Nervous system disorders

common: headache;

uncommon: dizziness, paraesthesia, somnolence;

rare: taste disturbance

Eye disorders

rare: blurred vision

Ear and labyrinth disorders

uncommon: vertigo

Respiratory, thoracic and mediastinal disorders

rare: bronchospasm

Gastrointestinal disorders

common: abdominal pain, constipation, diarrhea, flatulence, nausea/vomiting, fundic gland polyps (benign);

rare: dry mouth, stomatitis, gastrointestinal candidiasis, microscopic colitis

Hepatobiliary disorders

uncommon: increased liver enzymes;

rare: hepatitis, with or without jaundice;

very rare: hepatic failure, encephalopathy in patients with pre-existing liver disease

Skin and subcutaneous tissue disorders

uncommon: dermatitis, pruritus, rash, urticaria;

rare: alopecia, photosensitivity;

very rare: erythema multiforme, Stevens-Johnson syndrome, toxic epidermal necrolysis;

frequency unknown: subacute cutaneous lupus erythematosus

Musculoskeletal and connective tissue disorders

uncommon: fractures of hip, wrist or spine;

rare: arthralgia, myalgia;

very rare: muscle weakness

Renal and urinary disorders

rare: interstitial nephritis;

frequency not known: tubulointerstitial nephritis (with possible progression to renal failure)

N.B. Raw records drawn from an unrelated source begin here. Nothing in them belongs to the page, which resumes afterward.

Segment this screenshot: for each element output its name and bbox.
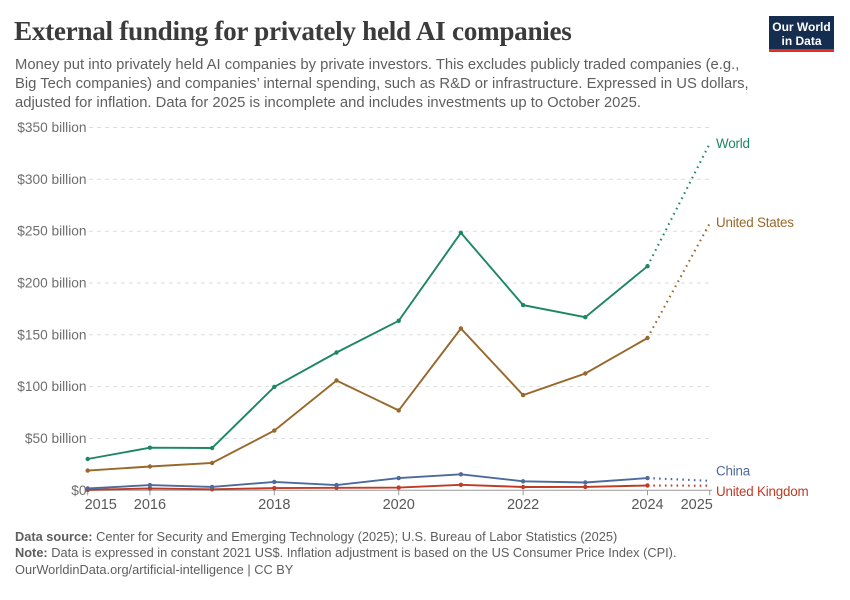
svg-text:$200 billion: $200 billion (17, 276, 86, 291)
svg-text:2015: 2015 (85, 497, 117, 513)
svg-text:$350 billion: $350 billion (17, 120, 86, 135)
svg-text:$50 billion: $50 billion (25, 431, 87, 446)
svg-text:2024: 2024 (631, 497, 663, 513)
svg-text:2022: 2022 (507, 497, 539, 513)
svg-text:China: China (716, 463, 751, 478)
svg-text:World: World (716, 136, 750, 151)
svg-text:United Kingdom: United Kingdom (716, 484, 809, 499)
svg-text:2025: 2025 (681, 497, 713, 513)
svg-text:$0: $0 (71, 483, 87, 498)
svg-text:$100 billion: $100 billion (17, 379, 86, 394)
svg-text:United States: United States (716, 215, 794, 230)
svg-text:$300 billion: $300 billion (17, 172, 86, 187)
svg-text:$150 billion: $150 billion (17, 327, 86, 342)
svg-text:2018: 2018 (258, 497, 290, 513)
svg-text:2016: 2016 (134, 497, 166, 513)
svg-text:$250 billion: $250 billion (17, 224, 86, 239)
svg-text:2020: 2020 (383, 497, 415, 513)
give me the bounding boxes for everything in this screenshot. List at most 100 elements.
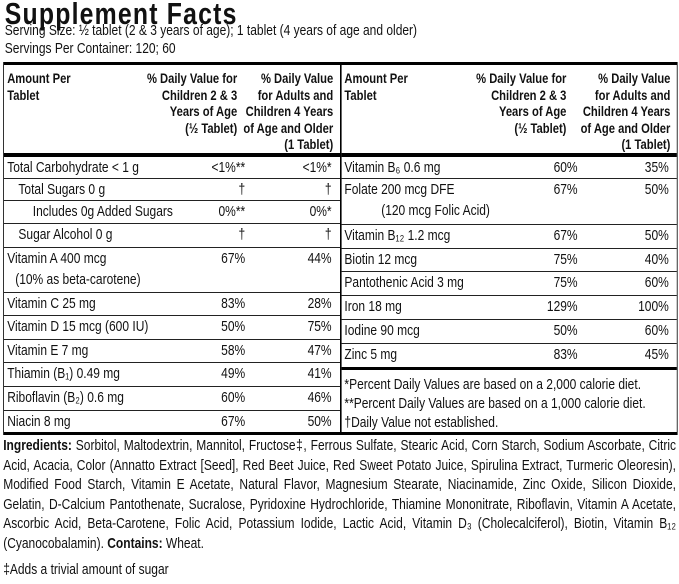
nutrient-row: Folate 200 mcg DFE (120 mcg Folic Acid) 67… xyxy=(341,179,677,225)
nutrient-note: (120 mcg Folic Acid) xyxy=(381,202,490,219)
facts-table: Amount Per Tablet % Daily Value for Chil… xyxy=(3,62,678,435)
dv-adults: 60% xyxy=(644,322,669,339)
dv-children: † xyxy=(238,226,246,243)
nutrient-row: Vitamin D 15 mcg (600 IU) 50% 75% xyxy=(4,316,340,340)
dv-children: 75% xyxy=(553,251,578,268)
nutrient-name: Biotin 12 mcg xyxy=(344,251,418,268)
dv-children: 0%** xyxy=(218,203,246,220)
nutrient-row: Total Sugars 0 g † † xyxy=(4,179,340,201)
dv-children: 83% xyxy=(221,295,246,312)
dv-children: 67% xyxy=(553,181,578,198)
nutrient-name: Niacin 8 mg xyxy=(7,413,71,430)
table-left: Amount Per Tablet % Daily Value for Chil… xyxy=(4,65,342,434)
nutrient-name: Riboflavin (B₂) 0.6 mg xyxy=(7,389,124,406)
nutrient-name: Folate 200 mcg DFE xyxy=(344,181,455,198)
dv-adults: 60% xyxy=(644,274,669,291)
nutrient-name: Total Sugars 0 g xyxy=(18,181,106,198)
ingredients-label: Ingredients: xyxy=(3,437,72,454)
dv-children: † xyxy=(238,181,246,198)
nutrient-row: Biotin 12 mcg 75% 40% xyxy=(341,249,677,272)
dv-children: 67% xyxy=(221,413,246,430)
nutrient-name: Vitamin B₆ 0.6 mg xyxy=(344,159,441,176)
dv-children: 83% xyxy=(553,346,578,363)
header-children: % Daily Value for Children 2 & 3 Years o… xyxy=(476,70,567,136)
dv-children: 58% xyxy=(221,342,246,359)
title: Supplement Facts xyxy=(4,0,238,31)
dv-children: <1%** xyxy=(211,159,246,176)
nutrient-name: Vitamin C 25 mg xyxy=(7,295,96,312)
nutrient-row: Riboflavin (B₂) 0.6 mg 60% 46% xyxy=(4,387,340,411)
nutrient-name: Sugar Alcohol 0 g xyxy=(18,226,113,243)
nutrient-row: Vitamin E 7 mg 58% 47% xyxy=(4,340,340,363)
dv-adults: 44% xyxy=(307,250,332,267)
dv-adults: 50% xyxy=(307,413,332,430)
rows: Total Carbohydrate < 1 g <1%** <1%* Total S… xyxy=(4,157,340,434)
nutrient-note: (10% as beta-carotene) xyxy=(15,271,141,288)
table-right: Amount Per Tablet % Daily Value for Chil… xyxy=(341,65,677,432)
dv-children: 60% xyxy=(221,389,246,406)
contains-label: Contains: xyxy=(107,534,163,552)
dv-children: 75% xyxy=(553,274,578,291)
dv-adults: 100% xyxy=(638,298,669,315)
header-adults: % Daily Value for Adults and Children 4 … xyxy=(243,70,334,152)
dv-adults: 50% xyxy=(644,181,669,198)
nutrient-name: Vitamin A 400 mcg xyxy=(7,250,107,267)
serving-size: Serving Size: ½ tablet (2 & 3 years of a… xyxy=(4,22,418,39)
header-amount: Amount Per Tablet xyxy=(7,70,71,103)
nutrient-row: Vitamin C 25 mg 83% 28% xyxy=(4,293,340,316)
dv-adults: 40% xyxy=(644,251,669,268)
footnote: **Percent Daily Values are based on a 1,… xyxy=(344,395,646,412)
dv-adults: † xyxy=(324,226,332,243)
dv-adults: 47% xyxy=(307,342,332,359)
nutrient-name: Total Carbohydrate < 1 g xyxy=(7,159,139,176)
dv-children: 67% xyxy=(553,227,578,244)
dv-children: 67% xyxy=(221,250,246,267)
nutrient-row: Zinc 5 mg 83% 45% xyxy=(341,344,677,367)
dv-adults: 35% xyxy=(644,159,669,176)
dv-children: 129% xyxy=(546,298,578,315)
table-header: Amount Per Tablet % Daily Value for Chil… xyxy=(4,65,340,157)
nutrient-row: Vitamin B₆ 0.6 mg 60% 35% xyxy=(341,157,677,179)
nutrient-name: Includes 0g Added Sugars xyxy=(32,203,173,220)
footnote: †Daily Value not established. xyxy=(344,414,499,431)
ingredients: Ingredients: Sorbitol, Maltodextrin, Man… xyxy=(3,436,676,554)
dv-adults: 28% xyxy=(307,295,332,312)
nutrient-row: Pantothenic Acid 3 mg 75% 60% xyxy=(341,272,677,296)
footnotes: *Percent Daily Values are based on a 2,0… xyxy=(341,367,677,432)
dv-children: 50% xyxy=(553,322,578,339)
dv-adults: <1%* xyxy=(302,159,332,176)
servings-per-container: Servings Per Container: 120; 60 xyxy=(4,40,176,57)
rows: Vitamin B₆ 0.6 mg 60% 35% Folate 200 mcg DF… xyxy=(341,157,677,367)
dv-adults: † xyxy=(324,181,332,198)
nutrient-name: Pantothenic Acid 3 mg xyxy=(344,274,464,291)
footnote: *Percent Daily Values are based on a 2,0… xyxy=(344,376,642,393)
header-adults: % Daily Value for Adults and Children 4 … xyxy=(580,70,671,152)
dv-children: 50% xyxy=(221,318,246,335)
dv-adults: 41% xyxy=(307,365,332,382)
nutrient-row: Iron 18 mg 129% 100% xyxy=(341,296,677,320)
nutrient-name: Iron 18 mg xyxy=(344,298,402,315)
table-header: Amount Per Tablet % Daily Value for Chil… xyxy=(341,65,677,157)
dv-adults: 50% xyxy=(644,227,669,244)
dv-adults: 45% xyxy=(644,346,669,363)
nutrient-row: Includes 0g Added Sugars 0%** 0%* xyxy=(4,201,340,224)
nutrient-name: Vitamin E 7 mg xyxy=(7,342,89,359)
nutrient-row: Niacin 8 mg 67% 50% xyxy=(4,411,340,434)
nutrient-row: Iodine 90 mcg 50% 60% xyxy=(341,320,677,344)
nutrient-name: Vitamin B₁₂ 1.2 mcg xyxy=(344,227,451,244)
nutrient-row: Sugar Alcohol 0 g † † xyxy=(4,224,340,248)
nutrient-name: Vitamin D 15 mcg (600 IU) xyxy=(7,318,149,335)
dv-adults: 75% xyxy=(307,318,332,335)
ingredients-footnote: ‡Adds a trivial amount of sugar xyxy=(3,561,169,578)
dv-adults: 46% xyxy=(307,389,332,406)
nutrient-name: Iodine 90 mcg xyxy=(344,322,420,339)
ingredients-text: Sorbitol, Maltodextrin, Mannitol, Fructo… xyxy=(3,437,677,552)
header-children: % Daily Value for Children 2 & 3 Years o… xyxy=(146,70,238,136)
nutrient-row: Total Carbohydrate < 1 g <1%** <1%* xyxy=(4,157,340,179)
dv-adults: 0%* xyxy=(309,203,332,220)
nutrient-name: Thiamin (B₁) 0.49 mg xyxy=(7,365,120,382)
dv-children: 49% xyxy=(221,365,246,382)
nutrient-row: Vitamin B₁₂ 1.2 mcg 67% 50% xyxy=(341,225,677,249)
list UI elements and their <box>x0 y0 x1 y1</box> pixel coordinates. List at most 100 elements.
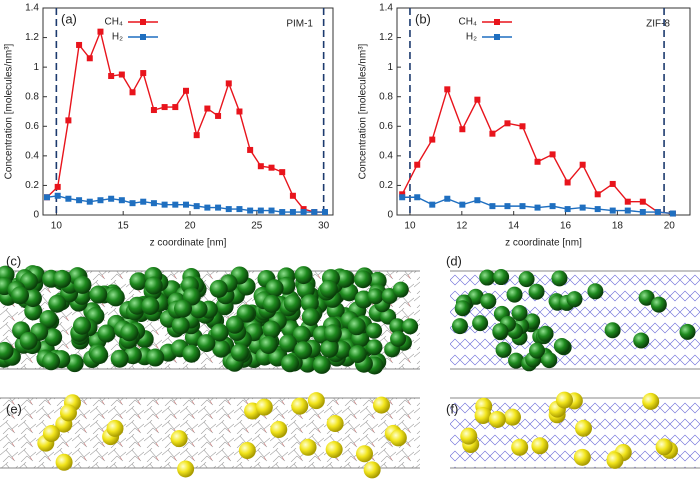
point <box>182 87 189 94</box>
point <box>429 201 436 208</box>
molecule <box>294 341 313 360</box>
panel-label: (f) <box>446 401 458 416</box>
molecule <box>128 296 147 315</box>
molecule <box>146 348 165 367</box>
molecule <box>177 460 195 478</box>
x-axis-label: z coordinate [nm] <box>505 238 582 249</box>
molecule <box>89 285 108 304</box>
molecule <box>553 338 570 355</box>
y-tick-label: 0.4 <box>25 150 39 161</box>
molecule <box>312 355 331 374</box>
molecule <box>389 429 407 447</box>
molecule <box>679 323 696 340</box>
molecule <box>144 276 163 295</box>
molecule <box>495 341 512 358</box>
point <box>289 192 296 199</box>
molecule <box>120 323 139 342</box>
molecule <box>347 317 366 336</box>
point <box>236 108 243 115</box>
point <box>97 28 104 35</box>
y-tick-label: 0.8 <box>379 91 393 102</box>
molecule <box>170 430 188 448</box>
point <box>257 163 264 170</box>
point <box>624 207 631 214</box>
molecule <box>110 349 129 368</box>
molecule <box>307 392 325 410</box>
point <box>86 198 93 205</box>
point <box>624 198 631 205</box>
point <box>225 206 232 213</box>
point <box>86 55 93 62</box>
molecule <box>573 448 591 466</box>
x-axis-label: z coordinate [nm] <box>150 238 227 249</box>
panel-label: (a) <box>61 11 77 26</box>
point <box>474 96 481 103</box>
molecule <box>279 334 298 353</box>
molecule <box>320 339 339 358</box>
molecule <box>129 272 148 291</box>
molecule <box>460 427 478 445</box>
molecule <box>296 280 315 299</box>
molecule <box>537 325 554 342</box>
molecule <box>503 408 521 426</box>
point <box>65 195 72 202</box>
molecule <box>574 419 592 437</box>
point <box>519 123 526 130</box>
point <box>150 200 157 207</box>
chart: 0 0.2 0.4 0.6 0.8 1 1.2 1.4 10 12 14 16 18 20 z coordi… <box>358 3 691 249</box>
molecule <box>366 339 383 356</box>
x-tick-label: 25 <box>251 221 263 232</box>
molecule <box>106 288 125 307</box>
x-tick-label: 14 <box>508 221 520 232</box>
point <box>108 195 115 202</box>
point <box>459 126 466 133</box>
y-tick-label: 0 <box>33 210 39 221</box>
molecule <box>48 294 67 313</box>
molecule <box>511 438 529 456</box>
molecule <box>262 294 281 313</box>
point <box>594 206 601 213</box>
annotation: ZIF-8 <box>646 19 670 30</box>
molecule <box>366 322 383 339</box>
point <box>225 80 232 87</box>
molecule <box>171 316 190 335</box>
x-tick-label: 10 <box>404 221 416 232</box>
molecule <box>294 266 313 285</box>
legend-marker <box>140 34 146 40</box>
molecule <box>182 344 201 363</box>
molecule <box>528 342 545 359</box>
molecule <box>348 345 367 364</box>
y-tick-label: 1.4 <box>379 3 393 14</box>
point <box>549 151 556 158</box>
point <box>504 203 511 210</box>
molecule <box>633 332 650 349</box>
y-tick-label: 0 <box>387 210 393 221</box>
y-tick-label: 1.2 <box>379 32 393 43</box>
legend-marker <box>140 19 146 25</box>
molecule <box>472 315 489 332</box>
molecule <box>262 320 281 339</box>
point <box>172 201 179 208</box>
molecule <box>451 318 468 335</box>
molecule <box>55 453 73 471</box>
molecule <box>402 318 419 335</box>
point <box>279 169 286 176</box>
point <box>579 161 586 168</box>
zif-structure <box>450 271 700 369</box>
x-tick-label: 10 <box>51 221 63 232</box>
molecule <box>363 461 381 479</box>
molecule <box>97 324 116 343</box>
point <box>311 209 318 216</box>
molecule <box>555 391 573 409</box>
molecule <box>265 279 284 298</box>
molecule <box>236 304 255 323</box>
molecule <box>356 445 374 463</box>
molecule <box>531 437 549 455</box>
molecule <box>541 352 558 369</box>
x-tick-label: 18 <box>612 221 624 232</box>
x-tick-label: 12 <box>456 221 468 232</box>
point <box>279 209 286 216</box>
point <box>215 112 222 119</box>
y-axis-label: Concentration [molecules/nm³] <box>4 43 15 179</box>
point <box>321 209 328 216</box>
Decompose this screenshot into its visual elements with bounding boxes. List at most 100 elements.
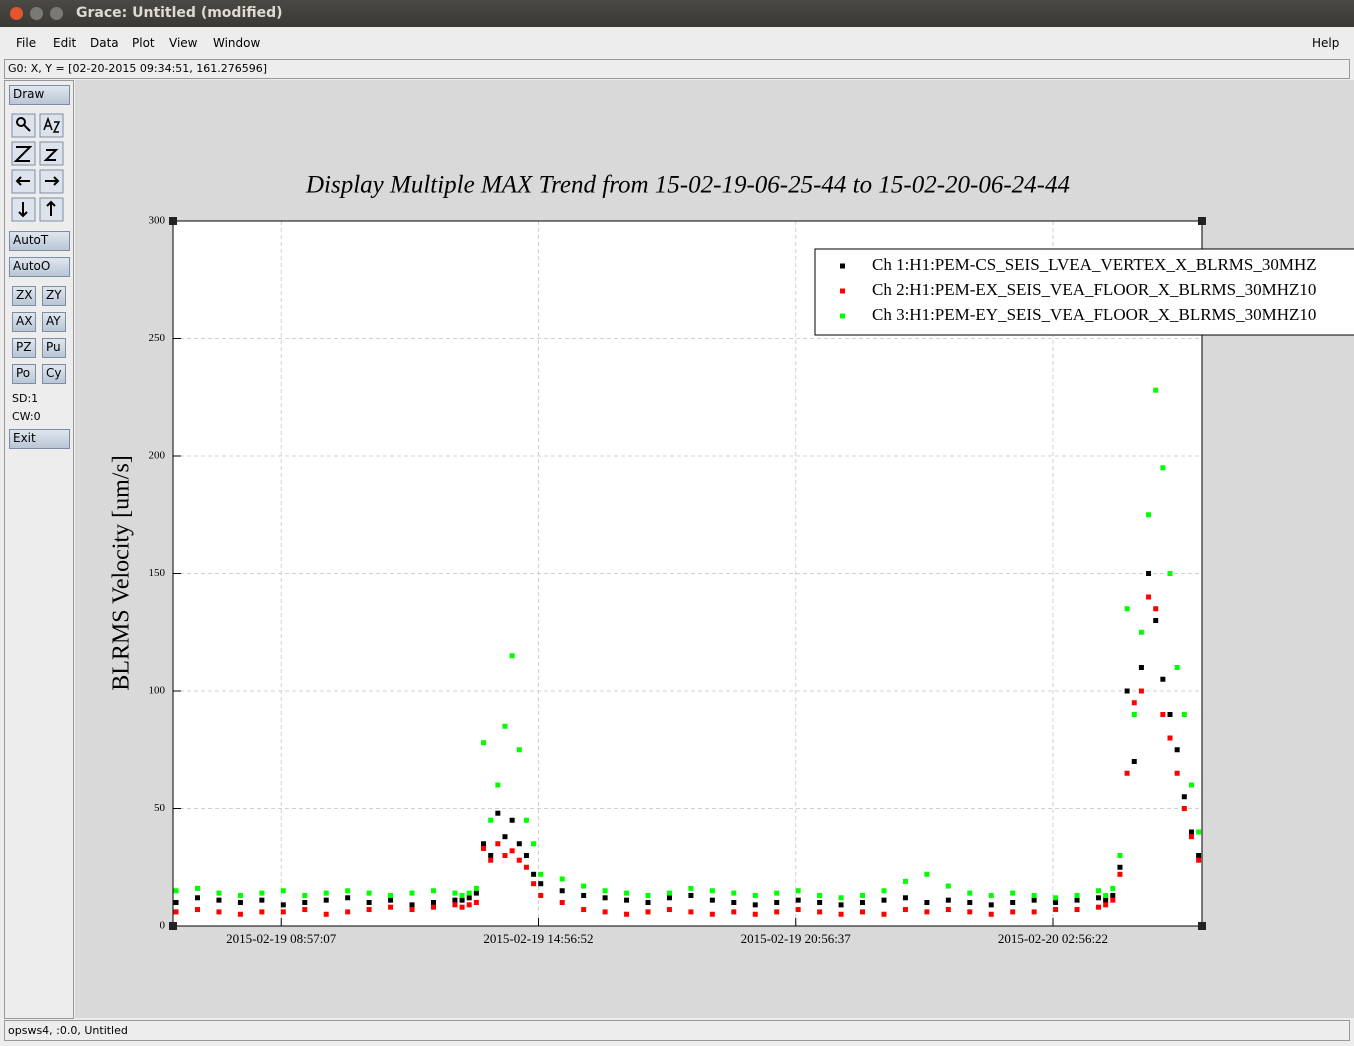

Reproductive system and breast disorders

very rare: gynecomastia

General disorders and administration site conditions

uncommon: malaise, peripheral edema;

rare: increased sweating

In isolated cases, irreversible vision impairment has been reported in critically ill patients receiving omeprazole as intravenous injection, particularly at high doses; however, a causal relationship has not been established.

Reporting of suspected adverse reactions

Reporting suspected adverse reactions after medicine authorization is of great importance. It allows continuous monitoring of the benefit-risk balance of the medicine. Healthcare professionals and patients or their legal representatives are encouraged to report all suspected adverse reactions and lack of efficacy through the Automated Pharmacovigilance Information System at the following link: https://aisf.dec.gov.ua.

Shelf life. 2 years.

Storage conditions.

Store at a temperature not exceeding 30 °C in the original packaging.

Keep out of reach of children.

Shelf life of the reconstituted solution: up to 6 hours at a temperature not exceeding 25 ºC.

Incompatibilities.

The medicinal product must not be mixed with other medicinal products except those mentioned in the section "Instructions for use and dosage".

Packaging.

1 or 10 vials with powder in a cardboard package.

Prescription status. Prescription only.

Manufacturer.

Abhil Laboratories Private Limited.

Manufacturer's address and site of operation.

Village Bhagwanpur, Tehsil Dera Bassi, District Sahibzada Ajit Singh Nagar, Punjab – 140507, India.